0

I would like to do optimize the following code.

void conv(int n, double* output, const double* input, double p1, double p2, double p3) {
    for (int i = 1; i + 1 < n; ++i) {
        output[i] = input[i - 1] * p1 + input[i] * p2 + input[i + 1] * p3;
    }
}

I am on redhat linux, intel x86.

The code seemed like it would benefit from vectorization. So I tried to use the AVX instruction set.

#include <immintrin.h>
void conv(int n, double* output, const double* input, double p1, double p2, double p3) {
    const __m256d v1 = _mm256_set1_pd(p1); 
    const __m256d v2 = _mm256_set1_pd(p2); 
    const __m256d v3 = _mm256_set1_pd(p3); 
    __m256d acc;
    int i = 0;
    for (; i + 4 < n; i += 4) {
        acc = _mm256_mul_pd(_mm256_loadu_pd(input + i), v1);
        acc = _mm256_add_pd(acc, _mm256_mul_pd(_mm256_loadu_pd(input + i + 1), v2));
        acc = _mm256_add_pd(acc, _mm256_mul_pd(_mm256_loadu_pd(input + i + 2), v3));
        _mm256_storeu_pd(output + i + 1, acc);
    }

    for (; i + 2 < n; ++i) {
        output[i + 1] = input[i] * p1 + input[i + 1] * p2 + input[i + 2] * p3;
    }
}

According to callgrind, the number of instructions significantly went down. However, there doesn't seem to be much improvement in actual runtime. I have also tried AVX512 bits, but it actually seems to perform even worse.

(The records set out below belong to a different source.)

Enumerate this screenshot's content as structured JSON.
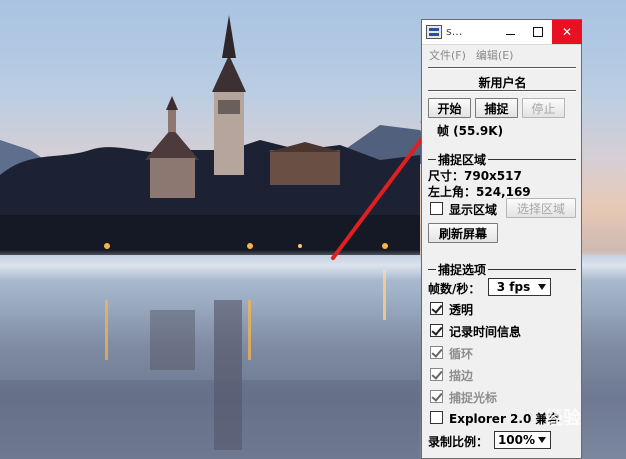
{
  "window": {
    "title": "s...",
    "icon": "camera-app-icon",
    "controls": [
      "minimize",
      "maximize",
      "close"
    ]
  },
  "menu": {
    "items": [
      "文件(F)",
      "编辑(E)"
    ]
  },
  "user": {
    "name": "新用户名"
  },
  "toolbar": {
    "start_label": "开始",
    "capture_label": "捕捉",
    "stop_label": "停止"
  },
  "frame_info": "帧 (55.9K)",
  "capture_area": {
    "group_label": "捕捉区域",
    "size_text": "尺寸：790x517",
    "top_left_text": "左上角：524,169",
    "show_area_label": "显示区域",
    "show_area_checked": false,
    "select_area_label": "选择区域",
    "refresh_label": "刷新屏幕"
  },
  "capture_options": {
    "group_label": "捕捉选项",
    "fps_label": "帧数/秒：",
    "fps_value": "3 fps",
    "checkboxes": [
      {
        "label": "透明",
        "checked": true,
        "enabled": true
      },
      {
        "label": "记录时间信息",
        "checked": true,
        "enabled": true
      },
      {
        "label": "循环",
        "checked": true,
        "enabled": false
      },
      {
        "label": "描边",
        "checked": true,
        "enabled": false
      },
      {
        "label": "捕捉光标",
        "checked": true,
        "enabled": false
      },
      {
        "label": "Explorer 2.0 兼容",
        "checked": false,
        "enabled": true
      }
    ],
    "ratio_label": "录制比例：",
    "ratio_value": "100%"
  },
  "watermark": "经验",
  "colors": {
    "annotation_arrow": "#e02020",
    "close_button": "#e81123"
  }
}
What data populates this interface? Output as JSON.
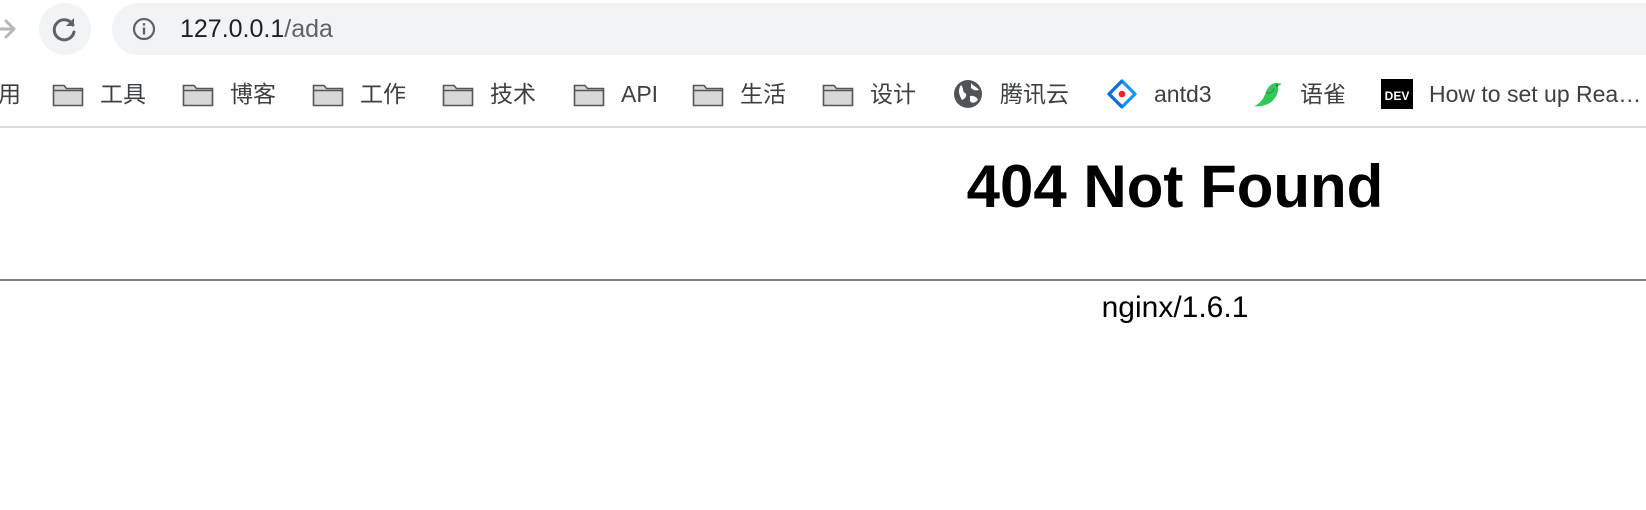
{
  "browser": {
    "address_host": "127.0.0.1",
    "address_path": "/ada"
  },
  "bookmarks": [
    {
      "label": "用",
      "icon": "folder-icon"
    },
    {
      "label": "工具",
      "icon": "folder-icon"
    },
    {
      "label": "博客",
      "icon": "folder-icon"
    },
    {
      "label": "工作",
      "icon": "folder-icon"
    },
    {
      "label": "技术",
      "icon": "folder-icon"
    },
    {
      "label": "API",
      "icon": "folder-icon"
    },
    {
      "label": "生活",
      "icon": "folder-icon"
    },
    {
      "label": "设计",
      "icon": "folder-icon"
    },
    {
      "label": "腾讯云",
      "icon": "globe-icon"
    },
    {
      "label": "antd3",
      "icon": "antd-logo-icon"
    },
    {
      "label": "语雀",
      "icon": "yuque-bird-icon"
    },
    {
      "label": "How to set up Rea…",
      "icon": "dev-logo-icon",
      "icon_text": "DEV"
    }
  ],
  "page": {
    "heading": "404 Not Found",
    "server": "nginx/1.6.1"
  }
}
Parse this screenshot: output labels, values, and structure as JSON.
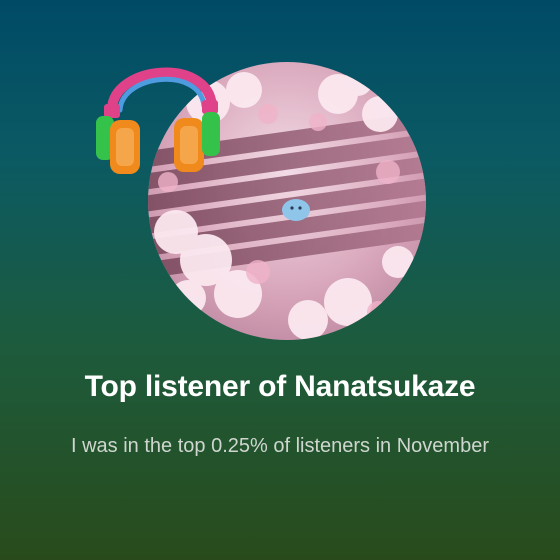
{
  "card": {
    "title": "Top listener of Nanatsukaze",
    "subtitle": "I was in the top 0.25% of listeners in November"
  },
  "artwork": {
    "icon": "headphones-icon",
    "image": "cherry-blossom-artwork"
  },
  "colors": {
    "background_top": "#004a66",
    "background_bottom": "#294b1b",
    "title_text": "#ffffff",
    "subtitle_text": "#cfd6d0",
    "headphone_band": "#e0428a",
    "headphone_cup_green": "#34c24b",
    "headphone_cup_orange": "#f08a1c"
  }
}
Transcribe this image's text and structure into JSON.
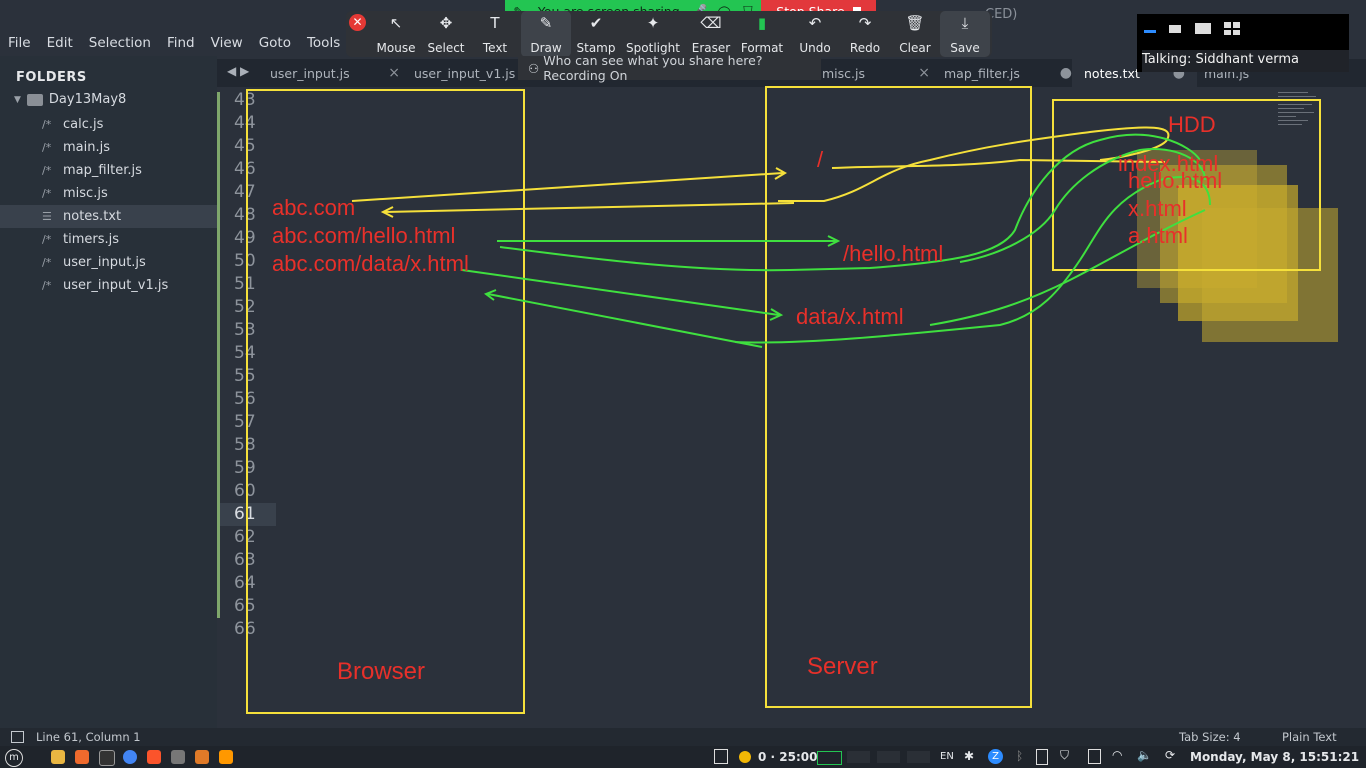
{
  "window": {
    "title_suffix": "CED)"
  },
  "menu": [
    "File",
    "Edit",
    "Selection",
    "Find",
    "View",
    "Goto",
    "Tools",
    "P"
  ],
  "sidebar": {
    "title": "FOLDERS",
    "root": "Day13May8",
    "files": [
      {
        "icon": "/*",
        "name": "calc.js"
      },
      {
        "icon": "/*",
        "name": "main.js"
      },
      {
        "icon": "/*",
        "name": "map_filter.js"
      },
      {
        "icon": "/*",
        "name": "misc.js"
      },
      {
        "icon": "☰",
        "name": "notes.txt"
      },
      {
        "icon": "/*",
        "name": "timers.js"
      },
      {
        "icon": "/*",
        "name": "user_input.js"
      },
      {
        "icon": "/*",
        "name": "user_input_v1.js"
      }
    ]
  },
  "tabs": [
    {
      "label": "user_input.js",
      "close": "×"
    },
    {
      "label": "user_input_v1.js",
      "close": ""
    },
    {
      "label": "misc.js",
      "close": "×"
    },
    {
      "label": "map_filter.js",
      "close": "●"
    },
    {
      "label": "notes.txt",
      "close": "●"
    },
    {
      "label": "main.js",
      "close": ""
    }
  ],
  "editor": {
    "line_numbers": [
      "43",
      "44",
      "45",
      "46",
      "47",
      "48",
      "49",
      "50",
      "51",
      "52",
      "53",
      "54",
      "55",
      "56",
      "57",
      "58",
      "59",
      "60",
      "61",
      "62",
      "63",
      "64",
      "65",
      "66"
    ],
    "current_line": "61"
  },
  "annotations": {
    "browser": "Browser",
    "server": "Server",
    "hdd": "HDD",
    "urls": [
      "abc.com",
      "abc.com/hello.html",
      "abc.com/data/x.html"
    ],
    "server_paths": [
      "/",
      "/hello.html",
      "data/x.html"
    ],
    "hdd_files": [
      "index.html",
      "hello.html",
      "x.html",
      "a.html"
    ],
    "colors": {
      "box": "#f5e03b",
      "text": "#e8302a",
      "arrow_yellow": "#f5e03b",
      "arrow_green": "#3fe03f"
    }
  },
  "statusbar": {
    "position": "Line 61, Column 1",
    "tab_size": "Tab Size: 4",
    "syntax": "Plain Text"
  },
  "taskbar": {
    "timer": "0 · 25:00",
    "lang": "EN",
    "clock": "Monday, May 8, 15:51:21"
  },
  "zoom": {
    "sharing_text": "You are screen sharing",
    "stop_share": "Stop Share",
    "tools": [
      {
        "icon": "↖",
        "label": "Mouse"
      },
      {
        "icon": "✥",
        "label": "Select"
      },
      {
        "icon": "T",
        "label": "Text"
      },
      {
        "icon": "✎",
        "label": "Draw"
      },
      {
        "icon": "✔",
        "label": "Stamp"
      },
      {
        "icon": "✦",
        "label": "Spotlight"
      },
      {
        "icon": "⌫",
        "label": "Eraser"
      },
      {
        "icon": "▮",
        "label": "Format"
      },
      {
        "icon": "↶",
        "label": "Undo"
      },
      {
        "icon": "↷",
        "label": "Redo"
      },
      {
        "icon": "🗑",
        "label": "Clear"
      },
      {
        "icon": "⤓",
        "label": "Save"
      }
    ],
    "who_can_see": "Who can see what you share here? Recording On",
    "talking": "Talking: Siddhant verma"
  }
}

My data has size of n around 300. For reference, here is a godbolt link to my avx code. https://godbolt.org/z/MGrW6c4cj

I am open to any suggestions on speeding up my code further. P.S. This is my very first time using AVX.

JEK
  • 11
  • 3
  • 2
    The godbolt link didn't include an `-O2` flag or something similar, is that just an accident or also representative of how you compiled the code? SIMD code often runs very poorly at `-O0` – harold Jun 21 '23 at 02:00
  • I have tried -O2 and -O3. But there wasn't much speed up. – JEK Jun 21 '23 at 02:39
  • Semi-related: general stuff about optimizing 1D convolutions (for FIR filters) https://web.archive.org/web/20230322102700/https://thewolfsound.com/fir-filter-with-simd/ / https://web.archive.org/web/20230322085218/https://thewolfsound.com/data-alignment-in-fir-filter-simd-implementation/ . With a case like this with a filter length of only 3, that's maybe a bit different from that guide which is assuming longer filter lengths like 256 or 512. If you weren't getting a speedup from manual vectorization, maybe the compiler was already auto-vectorizing this way with `-O3`? – Peter Cordes Jun 21 '23 at 03:04
  • Do you have FMA available? Instead of `-mavx` I would usually recommend to compile with `-march=native` (or `-march=some_architecture`, providing the minimal architecture you want your binary to support). And of course, always compile with at least `-O2` for performance builds. – chtz Jun 21 '23 at 11:14
  • Also: How did you benchmark your code? Running multiple times on the same data? On different data? Taking the average/minimum/maximum time? How many FLOPS/sec do you have for the scalar vs the AVX version? – chtz Jun 21 '23 at 11:17
  • I have used native. I tried on input = i*i. I repeated the run on same input multiple times – JEK Jun 21 '23 at 12:59
  • @JEK On my computer with AMD Zen 3 cores, your scalar version takes 221 nanoseconds, your AVX version 74 nanoseconds, which is 3 times faster. Measured with n=300 on random input, best of 10 tests. – Soonts Jul 09 '23 at 09:49

0 Answers0